インフレに備えた運用がより必要な時代へ

taisyokukin

公的年金には、古くから物価スライドの制度があります。

その昔、オイルショックによって物価が高騰した時代、モノの値段が上がっていくのに年金額が据置きだと年金生活者は生活が苦しくなってしまうので、物価上昇に応じて年金額を増やす仕組みが導入されました。その後、平成元年度から完全自動物価スライド制に移行し、消費者物価指数の前年比上昇率に連動して年金額を改定する仕組みになりました。

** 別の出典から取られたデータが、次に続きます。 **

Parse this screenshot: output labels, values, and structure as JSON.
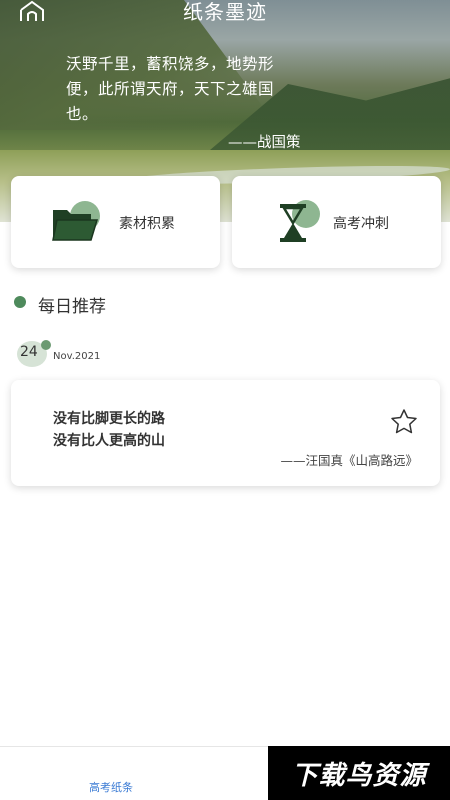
{
  "header": {
    "app_title": "纸条墨迹",
    "quote": "沃野千里，蓄积饶多，地势形便，此所谓天府，天下之雄国也。",
    "quote_source": "——战国策"
  },
  "categories": [
    {
      "label": "素材积累",
      "icon": "folder-icon"
    },
    {
      "label": "高考冲刺",
      "icon": "hourglass-icon"
    }
  ],
  "section": {
    "title": "每日推荐",
    "date_day": "24",
    "date_month": "Nov.2021"
  },
  "recommendation": {
    "line1": "没有比脚更长的路",
    "line2": "没有比人更高的山",
    "source": "——汪国真《山高路远》"
  },
  "bottom_nav": {
    "home_label": "高考纸条"
  },
  "watermark": "下载鸟资源",
  "colors": {
    "accent_green": "#4e8a5c",
    "nav_active": "#3b7bd4"
  }
}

しかし、基本的には物価上昇を想定していた物価スライド制でしたが、平成11年に物価が下落に転じ、3年連続の物価下落分を年金額に反映させずに据え置く措置がとられたのです。

このときの物価下落分1.7%がなかなか解消されずに溜まっていき、平成24年度では本来よりも2.5%高い年金額の支給になってしまったため、平成25年10月から1%の引下げが行われ、さらに平成26年4月から1%、平成27年4月から0.5%の引下げを実施し、年金額を本来の水準に戻すことになっています。

ちなみに、平成26年4月分からは、消費者物価指数の上昇率0.4%よりも低い名目賃金上昇率0.3%が年金額改定に反映され、マイナス1%に0.3%をプラスしたマイナス0.7%が改定率として適用されています。アベノミクスや年2%の日銀のインフレターゲットなどが今後も奏功し、物価上昇・賃金上昇の流れが続くなら、平成27年4月の年金額の引下げ幅も縮小するかもしれません。

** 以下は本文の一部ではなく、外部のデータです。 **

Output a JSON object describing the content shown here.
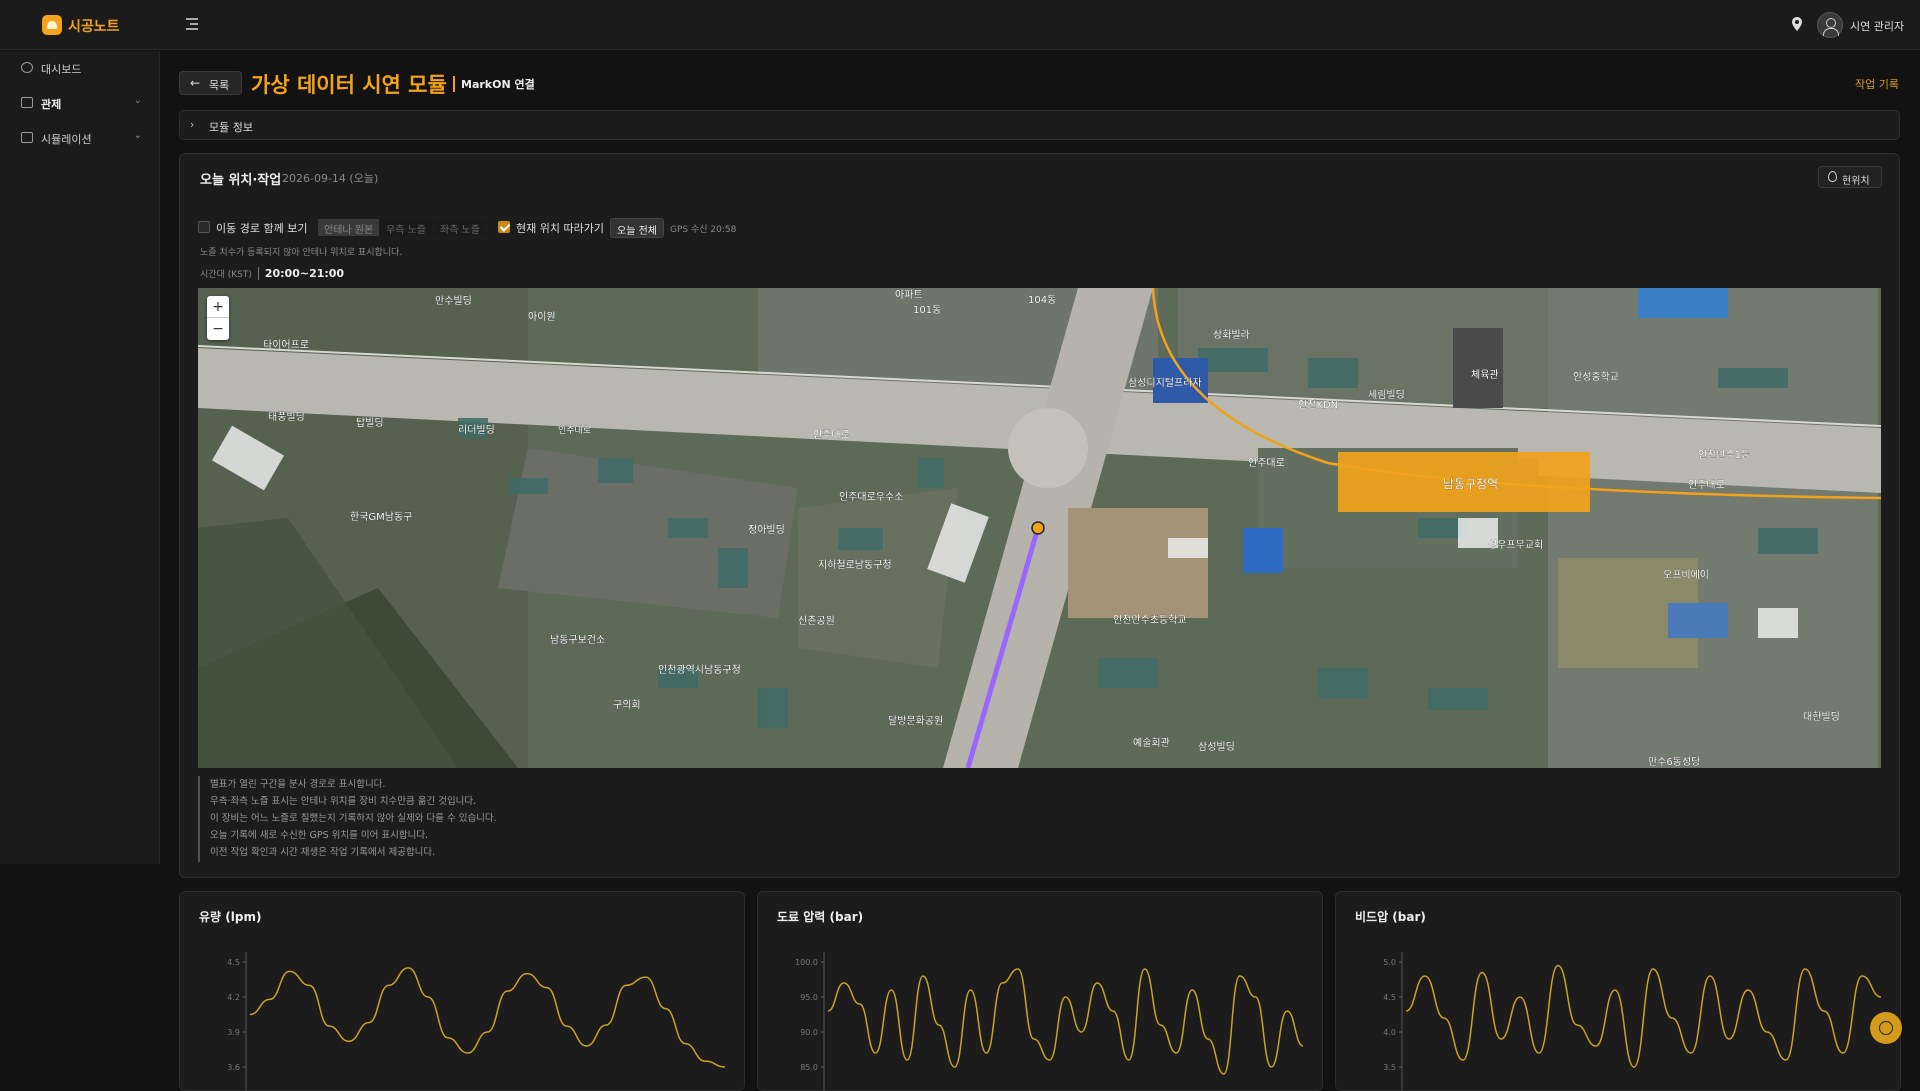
{
  "app": {
    "brand": "시공노트",
    "user": "시연 관리자"
  },
  "sidebar": {
    "items": [
      {
        "label": "대시보드",
        "icon": "dashboard-icon"
      },
      {
        "label": "관제",
        "icon": "monitor-grid-icon",
        "expandable": true
      },
      {
        "label": "시뮬레이션",
        "icon": "screen-icon",
        "expandable": true
      }
    ]
  },
  "header": {
    "back_label": "목록",
    "title": "가상 데이터 시연 모듈",
    "tag": "MarkON 연결",
    "work_log": "작업 기록"
  },
  "module_info": {
    "label": "모듈 정보"
  },
  "location_card": {
    "title": "오늘 위치·작업",
    "date": "2026-09-14 (오늘)",
    "current_location_btn": "현위치",
    "show_route_label": "이동 경로 함께 보기",
    "show_route_checked": false,
    "view_modes": [
      "안테나 원본",
      "우측 노즐",
      "좌측 노즐"
    ],
    "view_mode_selected": "안테나 원본",
    "follow_label": "현재 위치 따라가기",
    "follow_checked": true,
    "today_all_btn": "오늘 전체",
    "gps_received": "GPS 수신 20:58",
    "note": "노즐 치수가 등록되지 않아 안테나 위치로 표시합니다.",
    "time_label": "시간대 (KST)",
    "time_range": "20:00~21:00",
    "map_labels": {
      "l1": "만수빌딩",
      "l2": "아이원",
      "l3": "타이어프로",
      "l4": "인주대로",
      "l5": "인주대로",
      "l6": "인주대로",
      "l7": "인주대로",
      "l8": "삼성디지털프라자",
      "l9": "체육관",
      "l10": "인천KDN",
      "l11": "상화빌라",
      "l12": "남동구청역",
      "l13": "성우프무교회",
      "l14": "한국GM남동구",
      "l15": "남동구보건소",
      "l16": "인천광역시남동구청",
      "l17": "구의회",
      "l18": "신촌공원",
      "l19": "인천만수초등학교",
      "l20": "삼성빌딩",
      "l21": "예술회관",
      "l22": "세림빌딩",
      "l23": "인천만수1동",
      "l24": "대한빌딩",
      "l25": "104동",
      "l26": "101동",
      "l27": "태풍빌딩",
      "l28": "탑빌딩",
      "l29": "리더빌딩",
      "l30": "인주대로우수소",
      "l31": "정아빌딩",
      "l32": "지하철로남동구청",
      "l33": "달방문화공원",
      "l34": "오프비에이",
      "l35": "안성중학교",
      "l36": "만수6동성당",
      "l37": "아파트"
    },
    "legend": [
      "별표가 열린 구간을 분사 경로로 표시합니다.",
      "우측·좌측 노즐 표시는 안테나 위치를 장비 치수만큼 옮긴 것입니다.",
      "이 장비는 어느 노즐로 칠했는지 기록하지 않아 실제와 다를 수 있습니다.",
      "오늘 기록에 새로 수신한 GPS 위치를 이어 표시합니다.",
      "이전 작업 확인과 시간 재생은 작업 기록에서 제공합니다."
    ]
  },
  "charts": {
    "flow_title": "유량 (lpm)",
    "paint_title": "도료 압력 (bar)",
    "bead_title": "비드압 (bar)"
  },
  "chart_data": [
    {
      "type": "line",
      "title": "유량 (lpm)",
      "ylim": [
        3.6,
        4.5
      ],
      "yticks": [
        "4.5",
        "4.2",
        "3.9",
        "3.6"
      ],
      "series": [
        {
          "values": [
            4.05,
            4.18,
            4.42,
            4.3,
            3.95,
            3.82,
            3.98,
            4.3,
            4.45,
            4.2,
            3.85,
            3.72,
            3.9,
            4.25,
            4.4,
            4.28,
            3.95,
            3.78,
            3.96,
            4.3,
            4.37,
            4.1,
            3.8,
            3.65,
            3.6
          ]
        }
      ],
      "color": "#c9a227"
    },
    {
      "type": "line",
      "title": "도료 압력 (bar)",
      "ylim": [
        85,
        100
      ],
      "yticks": [
        "100.0",
        "95.0",
        "90.0",
        "85.0"
      ],
      "series": [
        {
          "values": [
            93,
            97,
            94,
            87,
            96,
            86,
            98,
            91,
            85,
            96,
            87,
            97,
            99,
            89,
            86,
            95,
            90,
            97,
            93,
            86,
            99,
            91,
            87,
            96,
            89,
            84,
            98,
            95,
            85,
            93,
            88
          ]
        }
      ],
      "color": "#c9a227"
    },
    {
      "type": "line",
      "title": "비드압 (bar)",
      "ylim": [
        3.5,
        5.0
      ],
      "yticks": [
        "5.0",
        "4.5",
        "4.0",
        "3.5"
      ],
      "series": [
        {
          "values": [
            4.3,
            4.8,
            4.2,
            3.6,
            4.85,
            3.9,
            4.5,
            3.7,
            4.95,
            4.1,
            3.8,
            4.6,
            3.5,
            4.9,
            4.2,
            3.7,
            4.8,
            3.9,
            4.6,
            4.0,
            3.6,
            4.9,
            4.3,
            3.7,
            4.8,
            4.5
          ]
        }
      ],
      "color": "#c9a227"
    }
  ]
}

平成27年4月までの3段階の年金額引下げで特例水準(2.5%)が解消され、年金額が本来水準となると、平成16年度の年金制度改正で導入されながらも一度も発動されていない「マクロ経済スライド」が適用される可能性が高まります。

そもそもマクロ経済スライドは、世代間扶養の仕組みであるわが国の公的年金の制度を将来にわたって持続可能な制度にするためにも、年金額の改定に少子化と高齢化の進展分を反映させようと考えたものです。

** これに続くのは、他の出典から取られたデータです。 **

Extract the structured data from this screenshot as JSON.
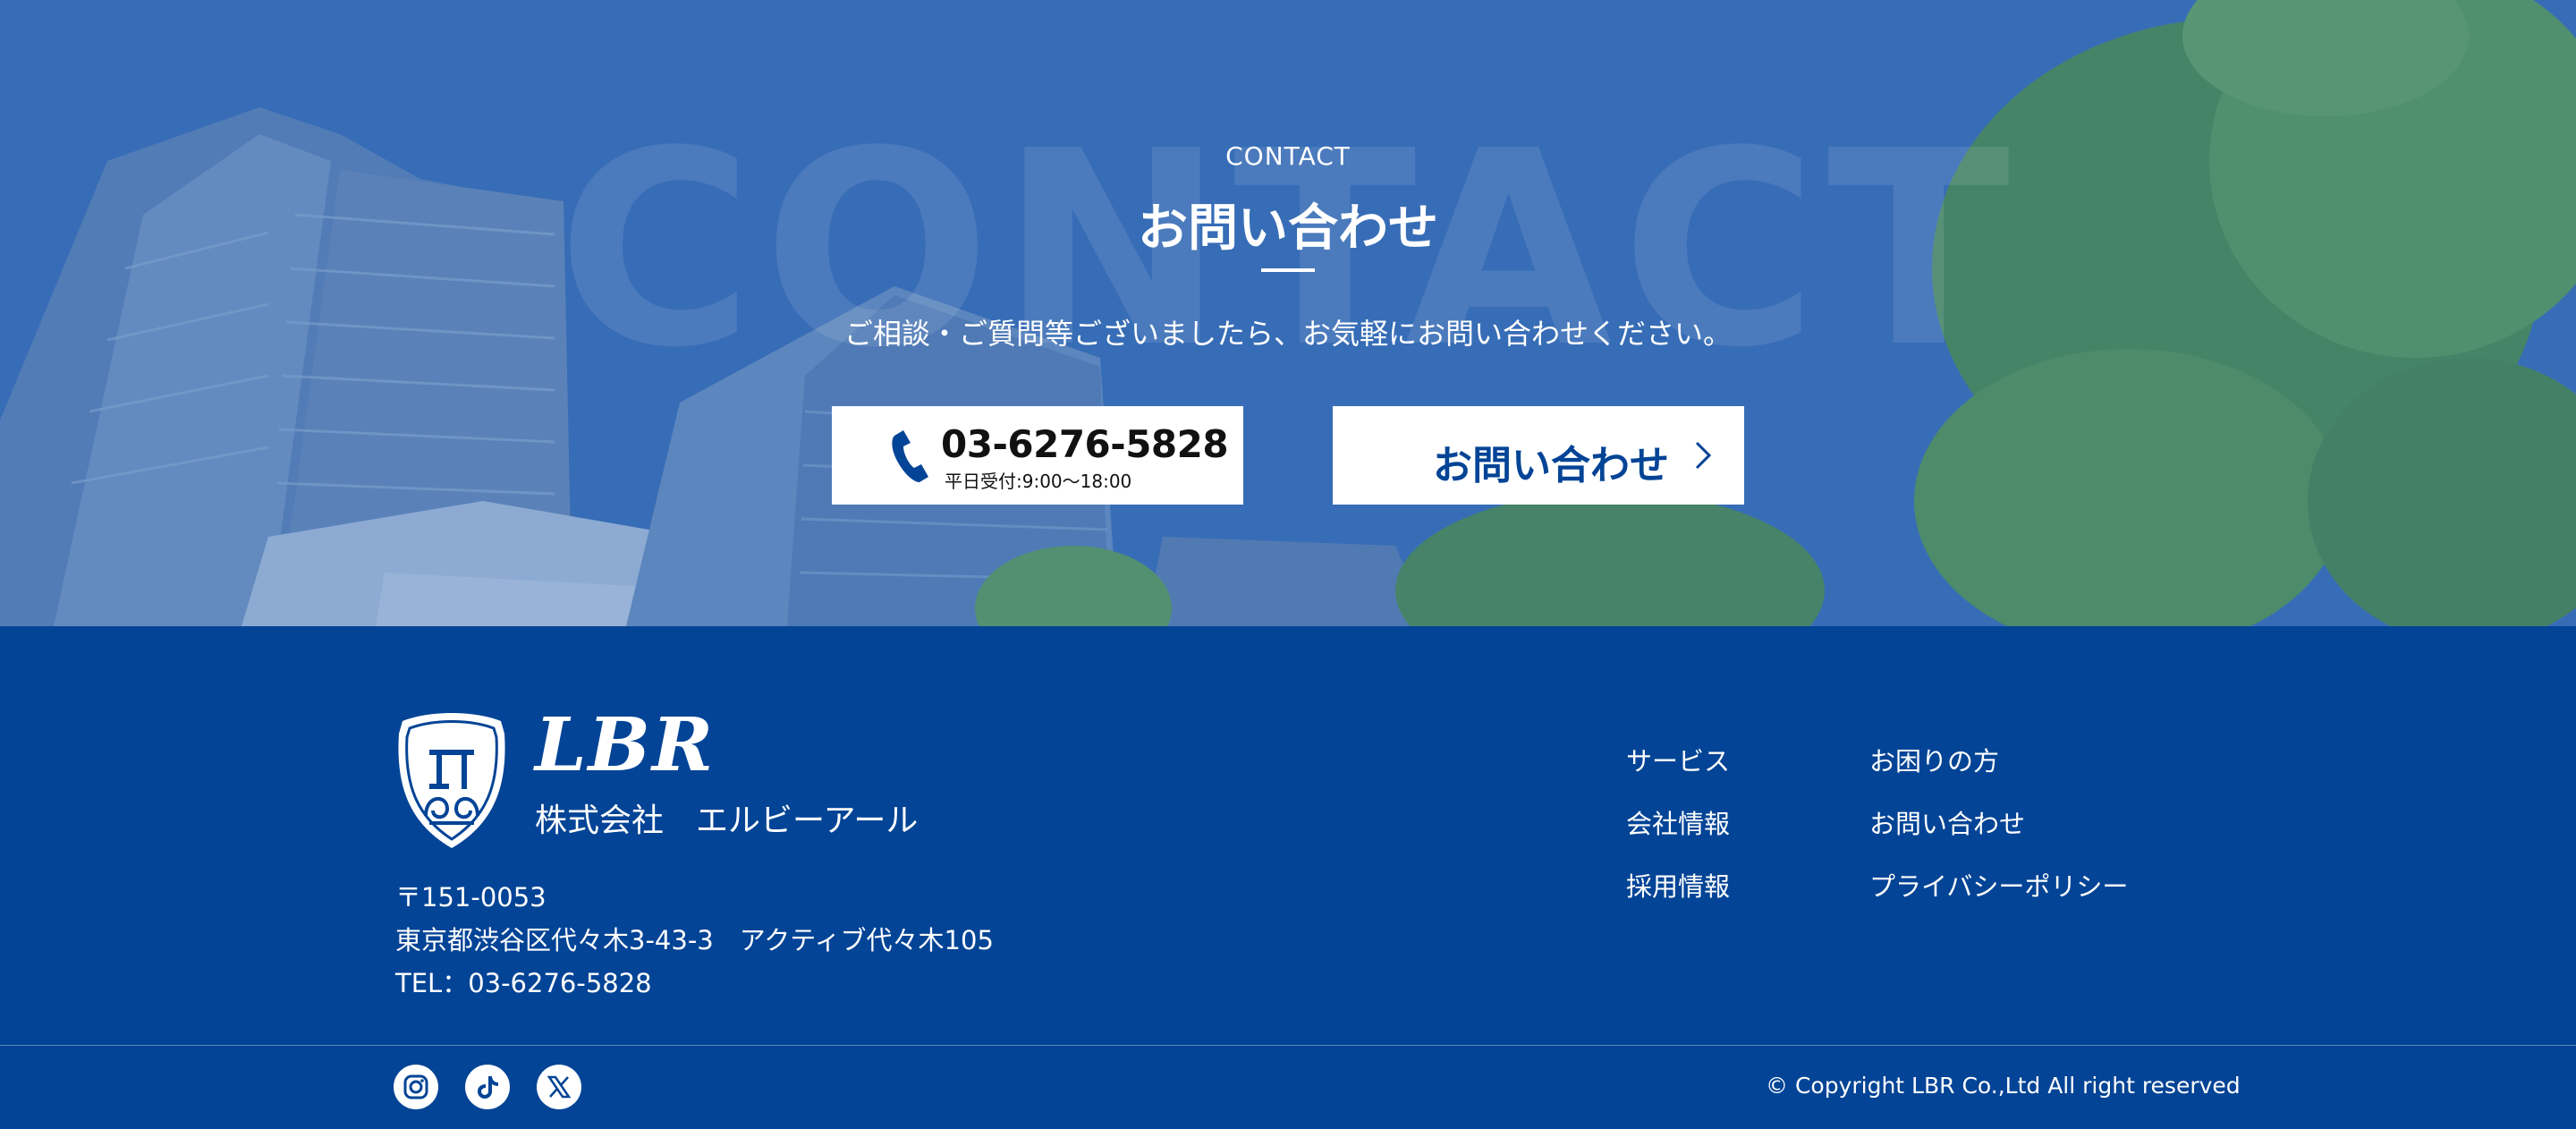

従来の年金額の改定率である賃金(物価)上昇率からスライド調整率(=公的年金全体の被保険者の減少率+平均余命の伸びを勘案した一定率)を差し引いたものを年金額の改定率にしたのです。平成16年度当時、スライド調整率は0.9%程度になるといわれており、単純計算でも、0.9%以上賃金(物価)が上昇しないと年金は増えないわけです。

賃金(物価)の上昇率が0.9%に満たない場合は、年金額の改定率は±0%、また、賃金(物価)が下落した場合は、その下落分だけ年金額に反映し、マクロ経済スライドは発勤しないことになっています。

したがって、簡単にいえば、これからは賃金(物価)が上昇しても、それよりも低い率でしか年金額は増えていかないということになります。少なからず年金額にインフレリスクが伴うようになったわけです。前項で述べた年金額を増やす方法のいずれかを実行したり、インフレリスクもきちんと意識したポートフォリオ運用を実行したりすることが、これからはより重要になるといえるでしょう。